3. Contradictory and null findings
Not all investigations find a symptom link. An exploratory Berlin cohort using serum quantification reported persistent serum spike but found no correlation between serum spike concentration and post‑COVID symptom severity or laboratory biomarkers across 121 patients with post‑COVID fatigue syndromes [4]. The differences in results mirror methodological divergence: blood versus tissue sampling, Simoa versus mass spectrometry, cross‑sectional versus tissue clearance/imaging, and variable patient populations [1] [4] [5].
4. Mechanistic plausibility and experimental evidence
Laboratory and animal studies show spike protein can cause endothelial damage, disrupt the blood‑brain barrier, activate inflammatory pathways, and alter neuronal/vascular signaling — mechanisms compatible with long‑term symptoms [7] [8] [9]. The skull‑meninges paper further showed that spike accumulation correlated with dysregulated inflammatory pathways and proteomic overlap with Alzheimer’s disease signatures, strengthening biological plausibility for neurological sequelae [3] [6].
5. Limits, caveats and hidden variables in the literature
Key limitations shape interpretation: assays differ in sensitivity and specificity (Simoa can detect low‑level antigen; mass spectrometry may miss low abundance), tissues sampled vary (blood vs skull marrow vs meninges), many studies are observational or preprints, and sample sizes and selection bias differ across cohorts [1] [4] [5]. Vaccination can introduce vaccine‑derived spike antigen transiently and complicate attribution to infection versus vaccine exposure, a point raised by proteomic detection of vaccine spike in a few patients [5] [2].

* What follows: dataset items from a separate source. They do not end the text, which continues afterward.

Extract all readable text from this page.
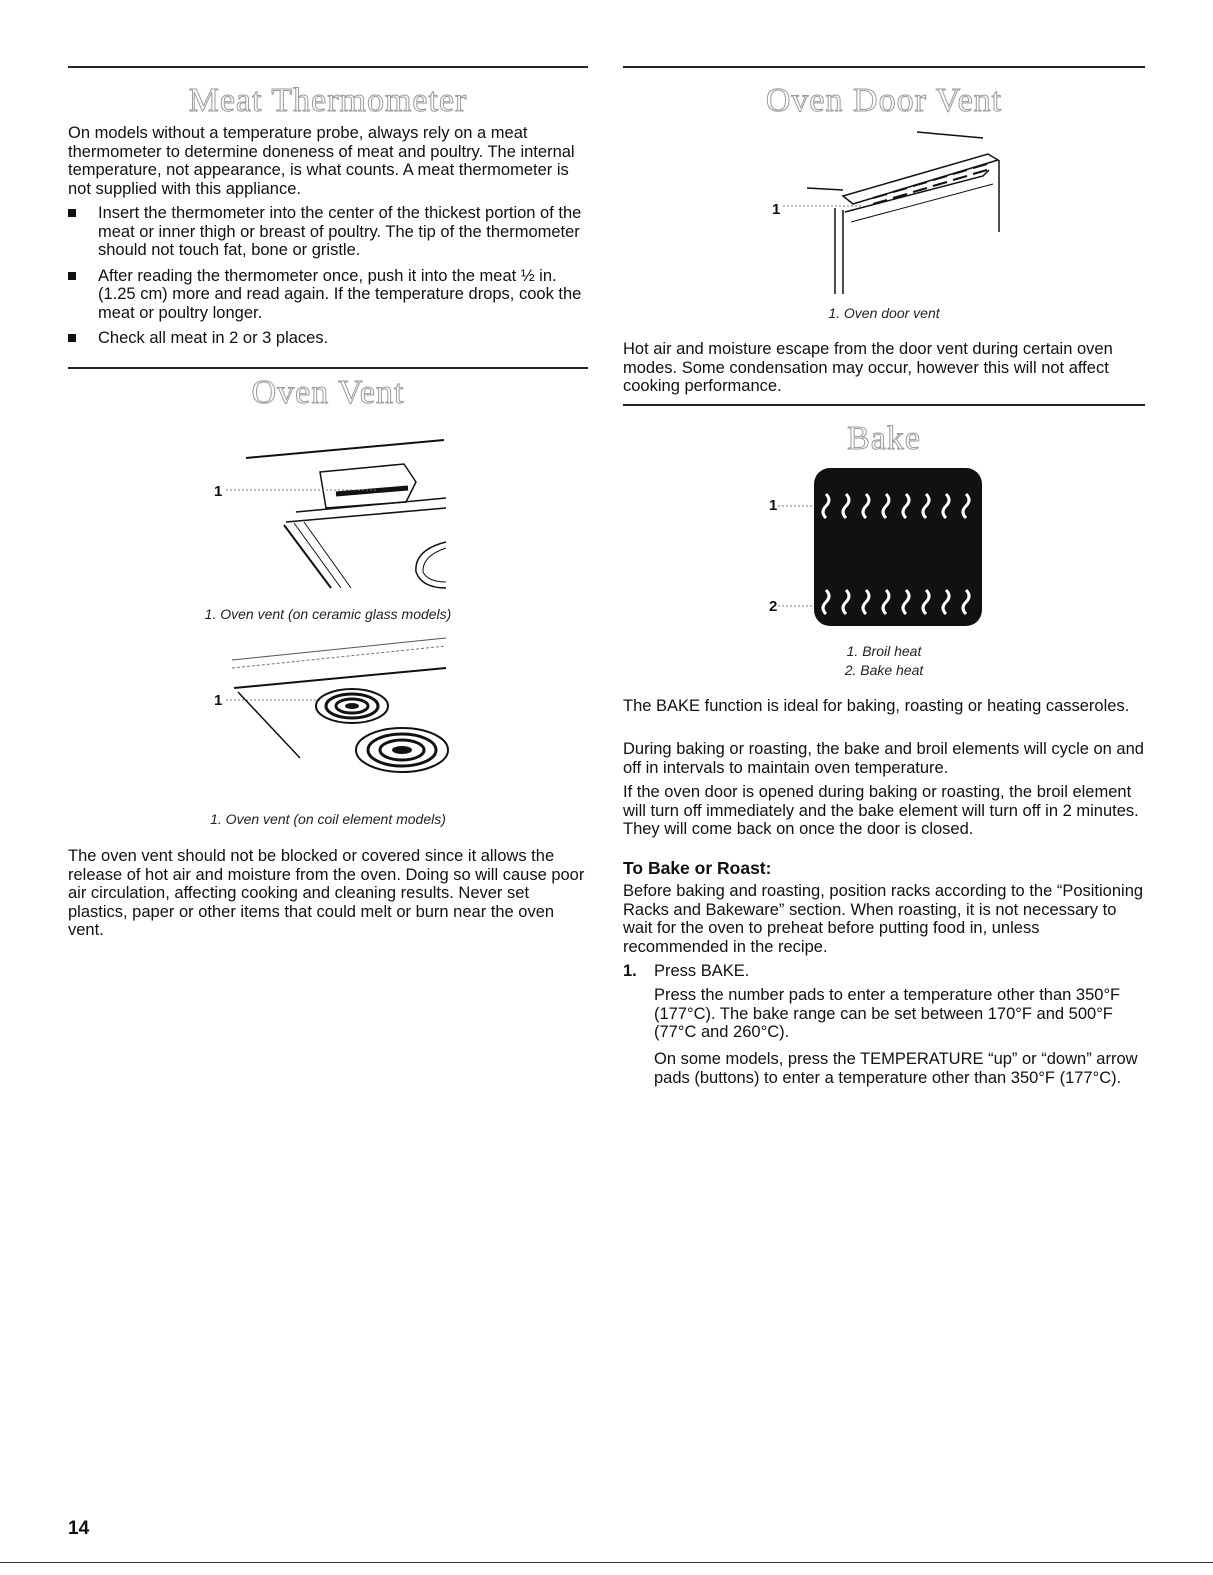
Meat Thermometer

On models without a temperature probe, always rely on a meat thermometer to determine doneness of meat and poultry. The internal temperature, not appearance, is what counts. A meat thermometer is not supplied with this appliance.

Insert the thermometer into the center of the thickest portion of the meat or inner thigh or breast of poultry. The tip of the thermometer should not touch fat, bone or gristle.
After reading the thermometer once, push it into the meat ½ in. (1.25 cm) more and read again. If the temperature drops, cook the meat or poultry longer.
Check all meat in 2 or 3 places.
Oven Vent
1
1. Oven vent (on ceramic glass models)
1
1. Oven vent (on coil element models)

The oven vent should not be blocked or covered since it allows the release of hot air and moisture from the oven. Doing so will cause poor air circulation, affecting cooking and cleaning results. Never set plastics, paper or other items that could melt or burn near the oven vent.

Oven Door Vent
1
1. Oven door vent

Hot air and moisture escape from the door vent during certain oven modes. Some condensation may occur, however this will not affect cooking performance.

Bake
1
2
1. Broil heat
2. Bake heat

The BAKE function is ideal for baking, roasting or heating casseroles.

During baking or roasting, the bake and broil elements will cycle on and off in intervals to maintain oven temperature.

If the oven door is opened during baking or roasting, the broil element will turn off immediately and the bake element will turn off in 2 minutes. They will come back on once the door is closed.

To Bake or Roast:

Before baking and roasting, position racks according to the “Positioning Racks and Bakeware” section. When roasting, it is not necessary to wait for the oven to preheat before putting food in, unless recommended in the recipe.

1. Press BAKE.

Press the number pads to enter a temperature other than 350°F (177°C). The bake range can be set between 170°F and 500°F (77°C and 260°C).

On some models, press the TEMPERATURE “up” or “down” arrow pads (buttons) to enter a temperature other than 350°F (177°C).

14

6. Competing interpretations and implications for patients
One interpretation: persistent spike (or fragments) reflects a hidden viral reservoir driving inflammation and symptoms — supported by plasma antigen detection in a majority of one PASC cohort and by tissue persistence at brain borders [1] [3]. A competing interpretation: detectable spike is epiphenomenal, not causative — supported by a study that found no correlation between serum spike levels and symptom severity [4]. Both views acknowledge mechanistic studies showing spike can injure cells, but they disagree on whether measured spike in patients is the proximate cause of long COVID [7] [8] [9].
7. What investigators recommend next
Authors across studies call for standardized, assay‑validated, longitudinal sampling across tissues; larger cohorts with matched controls; and mechanistic work to test whether removing antigen or eradicating reservoirs alters symptoms. The skull‑meninges group also reported vaccination reduced but did not eliminate spike accumulation in mice, pointing to potential modifiers of persistence that need human study [3] [2].
Conclusion: Multiple lines of evidence show spike protein or fragments can persist in blood or at brain borders and associate with pathophysiologic signals; however, results are inconsistent across studies and dependent on methods and sample sets. Available sources do not provide a definitive, universally replicated causal link between spike persistence and symptom severity for all long COVID patients [1] [3] [4] [5].